Malgré l’excellent Henri Corbin, la culture persane et l’islam iranien sont aujourd’hui oubliés, parfois rejetés. Ardavan Amir-Aslani, qui enseigne la géopolitique du Moyen-Orient à l’Ecole de guerre économique rend compte dans cet ouvrage passionnant de l’héritage perse et du rayonnement d’une civilisation dont nous avons tout autant besoin aujourd’hui que par le passé, malgré la période sombre que nous traversons.
Ardavan Amir-Aslani nous conduit dans la complexité et la richesse paradoxale de la pensée persane qui influe sur de nombreux domaines : philosophie, métaphysique, art, spiritualité…
« Ce qui fait le génie iranien, nous dit-il, c’est qu’il a rayonné bien au-delà de ses frontières. (…)
L’iranité est trop vaste pour la borner aux frontières actuelles de l’Iran. On ne peut pas la limiter à un peuple et un territoire uniques : l’Iran est une terre centrale qui sépare les mondes, une terre de jonction entre le monde méditerranéen et asiatique, qui relie l’Europe à l’Inde et à la Chine. »
La vaste culture persane se heurte à la dépréciation par les autres musulmans, en particulier Arabes. Ce positionnement hostile est un facteur déterminant pour comprendre les conflits actuels. Ignorer l’héritage persan c’est hypothéquer l’avenir de la région.
Le berceau de la civilisation perse pourrait être en Bactriane ou en Sogdiane. L’observation des langues permet d’identifier les peuples issus de cette matrice qui donna naissance à trois branches, l’une nordique, quasi-disparue, une deuxième occidentale, la plus répandue avec le farsi, le persan et peut-être le kurde et le balouchte, et une troisième dite orientale avec le sogdien, le patchoune, le dari. Ardavan Amir-Aslani remarque que le persan d’aujourd’hui est le même qu’il y a mille ans. L’influence culturelle de l’Iran est vaste, de la Turquie à l’Inde. Ceci se remarque notamment par la célébration du Nouvel An iranien, Norouz, dans quatorze pays autres que l’Iran dont la Turquie, la Géorgie, l’Afghanistan, le Pakistan, l’Inde, la Chine…
Ardavan Amir-Aslani déploie pour le lecteur le panorama de l’histoire perse jusqu’à l’invasion arabe et après celle-ci.
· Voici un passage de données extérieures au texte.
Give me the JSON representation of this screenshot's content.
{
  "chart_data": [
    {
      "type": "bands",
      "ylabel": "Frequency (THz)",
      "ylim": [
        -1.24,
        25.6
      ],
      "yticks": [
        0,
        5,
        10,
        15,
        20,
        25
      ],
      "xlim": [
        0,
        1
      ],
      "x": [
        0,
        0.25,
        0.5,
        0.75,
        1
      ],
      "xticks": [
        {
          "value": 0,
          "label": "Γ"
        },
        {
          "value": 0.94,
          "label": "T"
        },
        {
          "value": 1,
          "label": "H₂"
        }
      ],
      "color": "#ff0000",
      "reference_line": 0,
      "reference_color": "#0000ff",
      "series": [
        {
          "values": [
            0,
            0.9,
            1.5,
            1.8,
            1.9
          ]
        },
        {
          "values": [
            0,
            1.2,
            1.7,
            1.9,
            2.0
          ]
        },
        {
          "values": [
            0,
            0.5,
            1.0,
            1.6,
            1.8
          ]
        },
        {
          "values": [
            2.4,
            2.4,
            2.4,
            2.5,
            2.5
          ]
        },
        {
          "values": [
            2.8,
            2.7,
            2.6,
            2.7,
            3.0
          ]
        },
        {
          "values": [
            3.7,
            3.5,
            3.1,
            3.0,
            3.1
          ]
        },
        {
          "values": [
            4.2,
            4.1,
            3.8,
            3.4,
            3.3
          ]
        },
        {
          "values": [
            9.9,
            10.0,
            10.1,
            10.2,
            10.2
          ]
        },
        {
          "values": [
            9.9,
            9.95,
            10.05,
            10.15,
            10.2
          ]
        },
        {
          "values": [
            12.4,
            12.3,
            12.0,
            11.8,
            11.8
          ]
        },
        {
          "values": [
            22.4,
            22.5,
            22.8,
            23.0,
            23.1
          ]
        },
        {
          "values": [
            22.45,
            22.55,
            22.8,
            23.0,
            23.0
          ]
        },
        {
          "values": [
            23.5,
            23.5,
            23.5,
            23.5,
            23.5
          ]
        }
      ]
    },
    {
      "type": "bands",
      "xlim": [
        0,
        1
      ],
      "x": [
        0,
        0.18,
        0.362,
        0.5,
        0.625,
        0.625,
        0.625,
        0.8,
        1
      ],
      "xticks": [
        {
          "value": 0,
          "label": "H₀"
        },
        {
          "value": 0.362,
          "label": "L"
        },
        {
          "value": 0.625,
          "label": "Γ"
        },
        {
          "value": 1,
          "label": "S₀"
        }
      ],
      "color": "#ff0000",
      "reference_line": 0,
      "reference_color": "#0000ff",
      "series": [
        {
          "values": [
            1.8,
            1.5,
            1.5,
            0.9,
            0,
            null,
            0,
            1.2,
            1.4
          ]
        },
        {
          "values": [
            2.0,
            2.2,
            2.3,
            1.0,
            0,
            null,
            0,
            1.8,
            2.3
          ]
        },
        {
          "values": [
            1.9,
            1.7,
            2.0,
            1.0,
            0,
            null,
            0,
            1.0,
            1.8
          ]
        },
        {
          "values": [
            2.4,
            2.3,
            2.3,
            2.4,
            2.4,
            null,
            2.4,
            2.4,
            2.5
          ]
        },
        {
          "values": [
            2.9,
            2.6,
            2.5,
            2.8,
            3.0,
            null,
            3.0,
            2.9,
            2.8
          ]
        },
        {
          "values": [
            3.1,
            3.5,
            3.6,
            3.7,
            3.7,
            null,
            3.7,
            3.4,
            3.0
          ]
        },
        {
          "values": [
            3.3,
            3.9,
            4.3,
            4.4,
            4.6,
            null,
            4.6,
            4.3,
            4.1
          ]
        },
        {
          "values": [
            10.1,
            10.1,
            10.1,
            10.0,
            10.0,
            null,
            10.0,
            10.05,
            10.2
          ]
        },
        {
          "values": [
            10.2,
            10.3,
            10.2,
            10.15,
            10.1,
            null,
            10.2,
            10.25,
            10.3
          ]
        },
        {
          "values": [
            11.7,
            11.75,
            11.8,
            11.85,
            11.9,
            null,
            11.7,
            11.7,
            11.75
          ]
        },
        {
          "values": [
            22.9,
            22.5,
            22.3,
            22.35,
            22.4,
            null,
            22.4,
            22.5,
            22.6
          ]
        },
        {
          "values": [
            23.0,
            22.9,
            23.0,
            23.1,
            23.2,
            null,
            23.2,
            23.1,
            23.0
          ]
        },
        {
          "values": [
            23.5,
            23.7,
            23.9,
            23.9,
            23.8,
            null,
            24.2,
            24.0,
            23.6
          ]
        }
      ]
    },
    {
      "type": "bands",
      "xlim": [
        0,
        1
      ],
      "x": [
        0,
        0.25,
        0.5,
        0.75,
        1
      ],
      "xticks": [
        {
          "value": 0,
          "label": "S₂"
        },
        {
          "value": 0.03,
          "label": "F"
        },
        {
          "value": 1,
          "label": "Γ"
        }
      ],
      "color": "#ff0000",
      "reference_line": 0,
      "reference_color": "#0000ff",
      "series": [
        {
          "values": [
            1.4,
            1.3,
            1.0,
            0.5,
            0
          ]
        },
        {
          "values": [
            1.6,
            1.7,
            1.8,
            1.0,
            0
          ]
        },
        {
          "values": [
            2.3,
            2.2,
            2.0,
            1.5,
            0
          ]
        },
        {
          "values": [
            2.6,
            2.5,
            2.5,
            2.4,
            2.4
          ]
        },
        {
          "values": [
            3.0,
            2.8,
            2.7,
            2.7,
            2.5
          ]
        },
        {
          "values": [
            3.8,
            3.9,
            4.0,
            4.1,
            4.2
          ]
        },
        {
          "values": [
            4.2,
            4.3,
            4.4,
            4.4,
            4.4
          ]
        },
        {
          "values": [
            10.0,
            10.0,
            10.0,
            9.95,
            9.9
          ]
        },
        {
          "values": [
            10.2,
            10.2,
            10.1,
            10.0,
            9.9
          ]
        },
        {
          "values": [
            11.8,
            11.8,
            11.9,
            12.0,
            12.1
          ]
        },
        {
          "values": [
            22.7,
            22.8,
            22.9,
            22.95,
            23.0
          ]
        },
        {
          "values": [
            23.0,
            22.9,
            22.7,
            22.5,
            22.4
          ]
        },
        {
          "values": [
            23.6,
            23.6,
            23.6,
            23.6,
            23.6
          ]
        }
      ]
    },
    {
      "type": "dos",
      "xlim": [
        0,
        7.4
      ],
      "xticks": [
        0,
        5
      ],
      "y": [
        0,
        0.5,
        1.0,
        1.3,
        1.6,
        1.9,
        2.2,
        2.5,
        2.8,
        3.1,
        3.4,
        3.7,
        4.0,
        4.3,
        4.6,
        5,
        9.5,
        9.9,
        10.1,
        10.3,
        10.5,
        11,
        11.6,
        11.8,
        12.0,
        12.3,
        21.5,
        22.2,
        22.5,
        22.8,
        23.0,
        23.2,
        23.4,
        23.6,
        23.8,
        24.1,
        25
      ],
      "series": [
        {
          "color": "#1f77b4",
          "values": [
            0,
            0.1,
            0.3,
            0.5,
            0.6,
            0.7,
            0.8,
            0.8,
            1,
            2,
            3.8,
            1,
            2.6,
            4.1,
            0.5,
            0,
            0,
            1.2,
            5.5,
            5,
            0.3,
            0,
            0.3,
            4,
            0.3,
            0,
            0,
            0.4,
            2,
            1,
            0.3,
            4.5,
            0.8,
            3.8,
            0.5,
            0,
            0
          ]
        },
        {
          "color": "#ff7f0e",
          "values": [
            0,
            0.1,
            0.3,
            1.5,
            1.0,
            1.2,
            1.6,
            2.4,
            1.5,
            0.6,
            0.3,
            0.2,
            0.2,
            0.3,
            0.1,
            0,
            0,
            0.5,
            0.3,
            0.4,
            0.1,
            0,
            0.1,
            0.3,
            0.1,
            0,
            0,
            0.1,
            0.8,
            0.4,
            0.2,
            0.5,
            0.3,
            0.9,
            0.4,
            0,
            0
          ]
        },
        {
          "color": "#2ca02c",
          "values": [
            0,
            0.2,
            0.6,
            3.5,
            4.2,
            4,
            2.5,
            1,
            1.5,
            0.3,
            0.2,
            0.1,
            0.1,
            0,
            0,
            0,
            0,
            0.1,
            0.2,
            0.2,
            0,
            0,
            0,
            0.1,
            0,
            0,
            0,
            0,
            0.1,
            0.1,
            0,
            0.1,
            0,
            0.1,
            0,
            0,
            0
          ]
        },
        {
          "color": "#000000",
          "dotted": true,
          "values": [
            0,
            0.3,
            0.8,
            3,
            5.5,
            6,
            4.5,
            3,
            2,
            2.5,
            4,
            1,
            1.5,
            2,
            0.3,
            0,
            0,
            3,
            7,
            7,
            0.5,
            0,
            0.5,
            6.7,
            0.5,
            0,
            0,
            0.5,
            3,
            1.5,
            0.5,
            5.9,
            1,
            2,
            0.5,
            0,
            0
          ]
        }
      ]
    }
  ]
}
La Perse connut un nouvel âge d’or deux siècles après cette invasion grâce à une résistance culturelle à l’arabisation. La langue persane resurgit et avec elle la production de chefs d’œuvres littéraires exemplaires. La culture perse va également irriguer la culture arabe.
Ardavan Amir-Aslani présente avec clarté la problématique entre sunnites et chiites. Les Arabes apportèrent le chiisme à l’Iran. Si les chiites, dont les soufis et les ismaéliens, sont largement minoritaires, leur importance est considérable dans le jeu politique. L’islam iranien, continuateur de la pensée persane, si profond et en perpétuel évolution, s’oppose à un sunnisme figé depuis des siècles. Nous avons une religion d’amour d’un côté, le chiisme et une religion de la loi de l’autre, le sunnisme.
Enfin, Ardavan Amir-Aslani nous intéresse à la trace zoroastrienne jusqu’à nos jours. On trouve au sein du chiisme des références zoroastriennes. Le soufisme a intégré des éléments de mystique iranienne. Le soufisme trouva sa place dans les régions où des siècles auparavant s’était installé le zoroastrisme, notamment en Bactriane et en Sogdiane. Sohrawardî (1155-1191) opéra une véritable résurrection de la sagesse zoroastrienne.
L’auteur, en nous introduisant à la beauté d’une culture que nous n’abordons le plus souvent qu’à travers le prisme de préjugés tenaces, en redonnant à la Perse et à l’Iran la place qui est la leur dans l’histoire, appelle aussi à une révision des politiques liberticides et toxiques de l’Occident envers l’Iran et, plus largement, au Moyen-Orient. C’est en prenant appui sur cet héritage culturel persan considérable qu’un nouveau modèle peut surgir, porteur d’espoirs.